I'm trying to plot the probability density of research regarding agreements of representative pairs in Congress. Think: how does the distribution of agreement on roll call votes within same-party pairs compare to ones within cross-party pairs. For this, I created distinct pairs for each member in Congress and tracked their votes for all roll calls. I then aggregate this and determine what the proportion of agreements for each pair is. You can imagine that same-party pairs have a high proportion of agreement on roll calls votes, while cross-party-pairs don't. Hence, the maximum value this field can assume is 1, meaning that a pair has agreed on all roll call votes. The minimum value, vice versa, is 0. I do this for every imaginable pair and plot their probability density.
Unfortunately, for some congresses, I run into an issue where the line to the right of the plot won't reach the x-axis.
h117$pdplot <-
ggplot(data =
h117$pairs_votes_proportions %>%
filter(proportion_of_agreements < 1 & proportion_of_agreements > 0.00),
aes(
x = proportion_of_agreements,
fill = pair_type)) +
geom_density(adjust = 2,
alpha = 0.4,
size = 0.7) +
scale_fill_grey(start = 0.1, end = 0.8) +
labs(title = paste("House of Representatives 117;",length(unique(h117$votes$rollnumber)),"roll calls"),
x = "Proportion of Agreements",
y = "Density") +
theme_minimal() +
theme(legend.position = "none",
plot.title = element_text(hjust = 0.5, face = "bold")) +
xlim(0, 1)
Now, what I don't understand is, why the line wants to go beyond x=1 at all. Isn't it supposed to stay within the range of x? Secondly, how do I fix this in ggplot or another alternative?

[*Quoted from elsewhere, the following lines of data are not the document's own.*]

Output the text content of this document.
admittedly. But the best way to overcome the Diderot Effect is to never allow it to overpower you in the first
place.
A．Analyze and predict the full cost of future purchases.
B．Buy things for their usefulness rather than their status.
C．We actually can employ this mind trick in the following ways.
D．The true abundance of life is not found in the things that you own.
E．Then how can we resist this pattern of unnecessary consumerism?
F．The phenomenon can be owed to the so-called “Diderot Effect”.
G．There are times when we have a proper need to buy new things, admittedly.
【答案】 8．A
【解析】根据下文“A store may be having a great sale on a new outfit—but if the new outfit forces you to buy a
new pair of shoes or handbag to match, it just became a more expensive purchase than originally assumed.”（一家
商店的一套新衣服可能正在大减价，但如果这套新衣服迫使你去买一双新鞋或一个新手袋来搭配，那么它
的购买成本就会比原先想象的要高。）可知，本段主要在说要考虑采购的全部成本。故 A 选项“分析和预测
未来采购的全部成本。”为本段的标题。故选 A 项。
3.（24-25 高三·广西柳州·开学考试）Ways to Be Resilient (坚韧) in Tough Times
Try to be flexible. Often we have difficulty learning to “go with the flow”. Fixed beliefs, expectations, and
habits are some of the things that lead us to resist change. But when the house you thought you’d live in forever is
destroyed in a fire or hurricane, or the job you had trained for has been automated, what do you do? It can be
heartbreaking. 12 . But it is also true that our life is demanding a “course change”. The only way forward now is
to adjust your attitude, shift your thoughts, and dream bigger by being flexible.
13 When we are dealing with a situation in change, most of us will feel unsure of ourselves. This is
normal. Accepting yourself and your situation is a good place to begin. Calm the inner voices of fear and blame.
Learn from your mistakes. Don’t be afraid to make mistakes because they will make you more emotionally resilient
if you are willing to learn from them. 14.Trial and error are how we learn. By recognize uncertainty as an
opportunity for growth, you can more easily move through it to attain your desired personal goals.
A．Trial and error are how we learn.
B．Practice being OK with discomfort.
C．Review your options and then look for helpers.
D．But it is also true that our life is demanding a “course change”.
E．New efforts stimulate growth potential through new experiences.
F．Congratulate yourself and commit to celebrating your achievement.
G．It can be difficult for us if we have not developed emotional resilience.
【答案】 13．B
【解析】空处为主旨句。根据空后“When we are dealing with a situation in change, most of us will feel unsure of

Attempted: Adjusting alpha, trim, filtering out the edges of data or leaving them in, switching to stat_density
There’s no rule that a density function has to intercept the x axis, and nothing necessarily wrong with your plot. In fact, if the line did intercept the x axis at x = 1, this would be an inaccurate representation of your data. This would be communicating that the probability density is 0 when x = 1 — essentially, that there are no cases where the proportion of agreement is 1. But in fact there are some cases where the proportion of agreement is 1; hence the probability density at x = 1 is > 0, so the line is necessarily above the x axis at that point.
So I would leave your plot as is. That being said, you can add an outline around the density function using outline.type = "full"
.
set.seed(13)
library(ggplot2)
# example data
dat <- data.frame(
x = c(rbeta(250, 3, 7), rbeta(250, 10, 1)),
grp = rep(c("a", "b"), each = 250)
)
ggplot(dat) +
geom_density(aes(x, fill = grp), alpha = 0.4, outline.type = "full") +
scale_fill_grey(start = 0.1, end = 0.8) +
theme_minimal() +
xlim(0, 1)
To my eye, this is misleading — it looks like group b has a lot of cases with x very close to 1, but none where x equals 1, which isn’t accurate.
A compromise might be to add a border to the plot rather than to the density shapes:
ggplot(dat) +
geom_density(aes(x, fill = grp), alpha = 0.4) +
scale_x_continuous(limits = c(0, 1), expand = c(0, 0)) +
scale_y_continuous(expand = expansion(mult = c(0, 0.05))) +
scale_fill_grey(start = 0.1, end = 0.8) +
theme_minimal() +
theme(panel.border = element_rect(linewidth = 1, fill = NA))
To me at least, this makes the end of the density function look a bit less abrupt, without implying there are 0 cases where x = 1.